Esta tecnología es la del GPS, las siglas en inglés del Sistema de Posicionamiento Global desarrollado por Estados Unidos para fines militares y que hace un par de décadas se abrió para receptores civiles. No es el único: Rusia, China e India tienen en construcción sus sistemas; lo mismo Europa, con su Galileo.
Entre los primeros GPS de uso civil estuvieron los destinados a los barcos y aviones, donde la falta de puntos de referencia cercanos los transformó en un elemento de importancia vital. También fueron incorporados a los autos, primero como un elemento de lujo y luego como un estándar, al menos en el hemisferio norte: aquí todavía son, en su mayoría, un componente opcional.

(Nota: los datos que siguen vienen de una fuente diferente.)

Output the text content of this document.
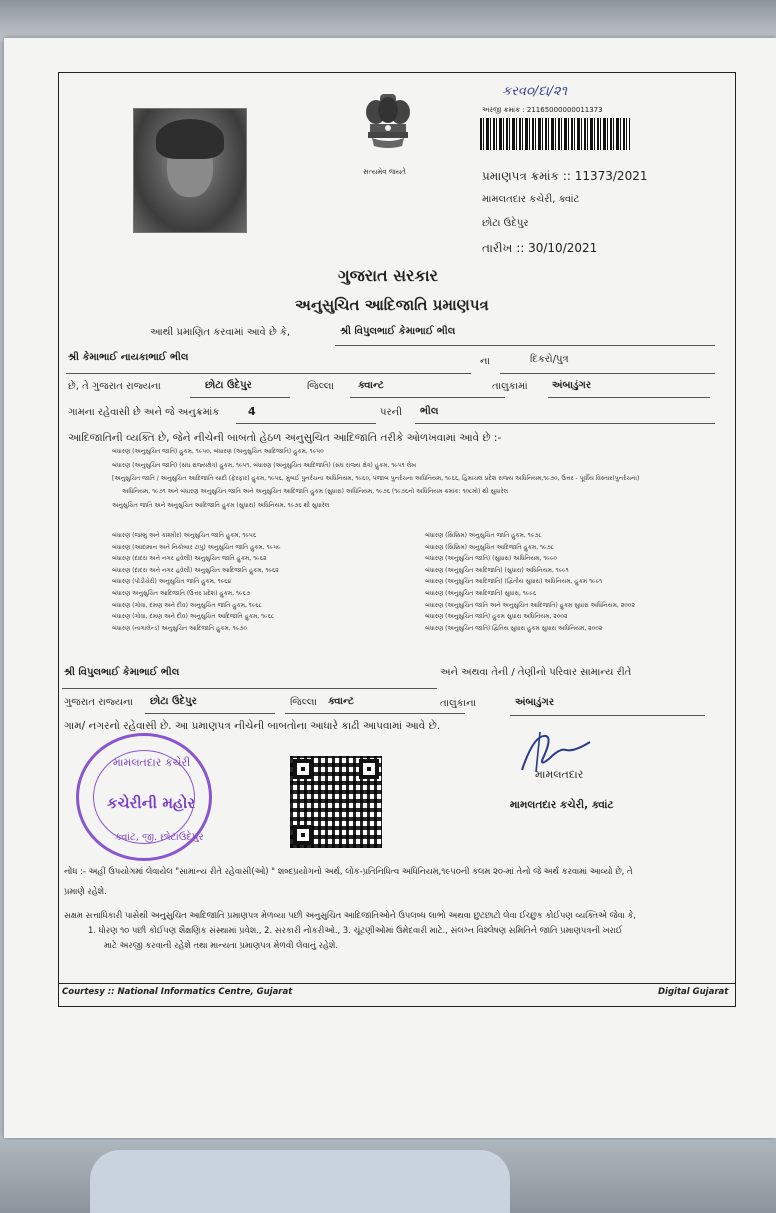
સત્યમેવ જયતે
કરવ૦/દા/૨૧
અરજી ક્રમાંક : 21165000000011373
પ્રમાણપત્ર ક્રમાંક :: 11373/2021
મામલતદાર કચેરી, ક્વાંટ
છોટા ઉદેપુર
તારીખ :: 30/10/2021
ગુજરાત સરકાર
અનુસુચિત આદિજાતિ પ્રમાણપત્ર
આથી પ્રમાણિત કરવામાં આવે છે કે,	શ્રી વિપુલભાઈ કેમાભાઈ ભીલ
શ્રી કેમાભાઈ નાયકાભાઈ ભીલ	ના	દિકરો/પુત્ર
છે, તે ગુજરાત રાજ્યના	છોટા ઉદેપુર	જિલ્લા ક્વાન્ટ	તાલુકામાં અંબાડુંગર
ગામના રહેવાસી છે અને જે અનુક્રમાંક	4	પરની ભીલ
આદિજાતિની વ્યક્તિ છે, જેને નીચેની બાબતો હેઠળ અનુસુચિત આદિજાતિ તરીકે ઓળખવામાં આવે છે :-
બંધારણ (અનુસુચિત જાતિ) હુકમ, ૧૯૫૦, બંધારણ (અનુસુચિત આદિજાતિ) હુકમ, ૧૯૫૦
બંધારણ (અનુસુચિત જાતિ) (સંઘ રાજ્યક્ષેત્ર) હુકમ, ૧૯૫૧, બંધારણ (અનુસુચિત આદિજાતિ) (સંઘ રાજ્ય ક્ષેત્ર) હુકમ, ૧૯૫૧ લેખ
[અનુસુચિત જાતિ / અનુસુચિત આદિજાતિ યાદી (ફેરફાર) હુકમ, ૧૯૫૬, મુંબઈ પુનર્રચના અધિનિયમ, ૧૯૬૦, પંજાબ પુનર્રચના અધિનિયમ, ૧૯૬૬, હિમાચલ પ્રદેશ રાજ્ય અધિનિયમ,૧૯૭૦, ઉત્તર - પૂર્વીય વિસ્તાર(પુનર્રચના)
અધિનિયમ, ૧૯૭૧ અને બંધારણ અનુસુચિત જાતિ અને અનુસુચિત આદિજાતિ હુકમ (સુધારા) અધિનિયમ, ૧૯૭૬ (૧૯૭૬નો અધિનિયમ ક્રમાંક: ૧૦૮મો) થી સુધારેલ
અનુસુચિત જાતિ અને અનુસુચિત આદિજાતિ હુકમ (સુધારા) અધિનિયમ, ૧૯૭૬ થી સુધારેલ
બંધારણ (જમ્મુ અને કાશ્મીર) અનુસુચિત જાતિ હુકમ, ૧૯૫૬
બંધારણ (આંદામાન અને નિકોબાર ટાપુ) અનુસુચિત જાતિ હુકમ, ૧૯૫૯
બંધારણ (દાદરા અને નગર હવેલી) અનુસુચિત જાતિ હુકમ, ૧૯૬૨
બંધારણ (દાદરા અને નગર હવેલી) અનુસુચિત આદિજાતિ હુકમ, ૧૯૬૨
બંધારણ (પોંડીચેરી) અનુસુચિત જાતિ હુકમ, ૧૯૬૪
બંધારણ અનુસુચિત આદિજાતિ (ઉત્તર પ્રદેશ) હુકમ, ૧૯૬૭
બંધારણ (ગોવા, દમણ અને દીવ) અનુસુચિત જાતિ હુકમ, ૧૯૬૮
બંધારણ (ગોવા, દમણ અને દીવ) અનુસુચિત આદિજાતિ હુકમ, ૧૯૬૮
બંધારણ (નાગાલેન્ડ) અનુસુચિત આદિજાતિ હુકમ, ૧૯૭૦
બંધારણ (સિક્કિમ) અનુસુચિત જાતિ હુકમ, ૧૯૭૮
બંધારણ (સિક્કિમ) અનુસુચિત આદિજાતિ હુકમ, ૧૯૭૮
બંધારણ (અનુસુચિત જાતિ) (સુધારા) અધિનિયમ, ૧૯૯૦
બંધારણ (અનુસુચિત આદિજાતિ) (સુધારા) અધિનિયમ, ૧૯૯૧
બંધારણ (અનુસુચિત આદિજાતિ) (દ્વિતીય સુધારા) અધિનિયમ, હુકમ ૧૯૯૧
બંધારણ (અનુસુચિત આદિજાતિ) સુધારા, ૧૯૯૬
બંધારણ (અનુસુચિત જાતિ અને અનુસુચિત આદિજાતિ) હુકમ સુધારા અધિનિયમ, ૨૦૦૨
બંધારણ (અનુસુચિત જાતિ) હુકમ સુધારા અધિનિયમ, ૨૦૦૨
બંધારણ (અનુસુચિત જાતિ) દ્વિતિય સુધારા હુકમ સુધારા અધિનિયમ, ૨૦૦૨
શ્રી વિપુલભાઈ કેમાભાઈ ભીલ	અને અથવા તેની / તેણીનો પરિવાર સામાન્ય રીતે
ગુજરાત રાજ્યના છોટા ઉદેપુર	જિલ્લા ક્વાન્ટ	તાલુકાના	અંબાડુંગર
ગામ/ નગરનો રહેવાસી છે. આ પ્રમાણપત્ર નીચેની બાબતોના આધારે કાઢી આપવામાં આવે છે.
મામલતદાર કચેરી
કચેરીની મહોર
ક્વાંટ, જી. છોટાઉદેપુર
મામલતદાર
મામલતદાર કચેરી, ક્વાંટ
નોંધ :- અહીં ઉપયોગમાં લેવાયેલ "સામાન્ય રીતે રહેવાસી(ઓ) " શબ્દપ્રયોગનો અર્થ, લોક-પ્રતિનિધિત્વ અધિનિયમ,૧૯૫૦ની કલમ ૨૦-માં તેનો જે અર્થ કરવામાં આવ્યો છે, તે
પ્રમાણે રહેશે.
સક્ષમ સત્તાધિકારી પાસેથી અનુસુચિત આદિજાતિ પ્રમાણપત્ર મેળવ્યા પછી અનુસુચિત આદિજાતિઓને ઉપલબ્ધ લાભો અથવા છુટછાટો લેવા ઈચ્છુક કોઈપણ વ્યક્તિએ જેવા કે,
1. ધોરણ ૧૦ પછી કોઈપણ શૈક્ષણિક સંસ્થામાં પ્રવેશ., 2. સરકારી નોકરીઓ., 3. ચૂંટણીઓમાં ઉમેદવારી માટે., સંલગ્ન વિશ્લેષણ સમિતિને જાતિ પ્રમાણપત્રની ખરાઈ
માટે અરજી કરવાની રહેશે તથા માન્યતા પ્રમાણપત્ર મેળવી લેવાનું રહેશે.
Courtesy :: National Informatics Centre, Gujarat	Digital Gujarat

El GPS muestra su ubicación en términos de latitud y longitud. Al integrarse a un mapa, permite una mejor orientación. Los modelos más avanzados son capaces de elegir un camino entre dos puntos. Después, será cuestión de seguir las indicaciones del equipo, en pantalla o en forma verbal (avisa, por ejemplo: a doscientos metros, doblar a la derecha ). Esto se denomina mapa ruteable.
Este tipo de equipos tiene un precio local base de 1200 pesos. Hay más caros, por supuesto, dependiendo de las funciones disponibles, el tamaño de la pantalla, etcétera. El dispositivo debe tener mapas cargados previamente. Los fabricantes de GPS los venden organizados por regiones. Generalmente se cargan al equipo desde una PC, usando un CD y un cable de conexión.
A veces los mapas urbanos sólo están para las ciudades más populares, o están desactualizados; para paliar esto nació el proyecto Mapear ( www.proyectomapear.com.ar ), donde los usuarios comparten cartas ruteables de todo el país, elaboradas por ellos mismos, para GPS de marca Garmin.
Además están los GPS de mano, ideales para amantes de la naturaleza, y los equipos Bluetooth: no disponen de una pantalla, sino que dependen de un segundo equipo (un móvil o una notebook, por ejemplo) para mostrar el mapa. La mayoría de los teléfonos inteligentes puede conectarse con ellos y usar un software provisto por el fabricante del móvil, o aplicaciones como Google Maps ( www.google.es/gmm ) o Mobile Gmaps ( www.mgmaps.com ), ambos gratis. Para notebooks o equipos de escritorio con Windows están GPS TrackMaker ( www.gpstm.com ) o EasyGPS ( www.easygps.com ). En www.maps-gps-info.com/fgpfw.html se listan aplicaciones gratis para diferentes sistemas operativos.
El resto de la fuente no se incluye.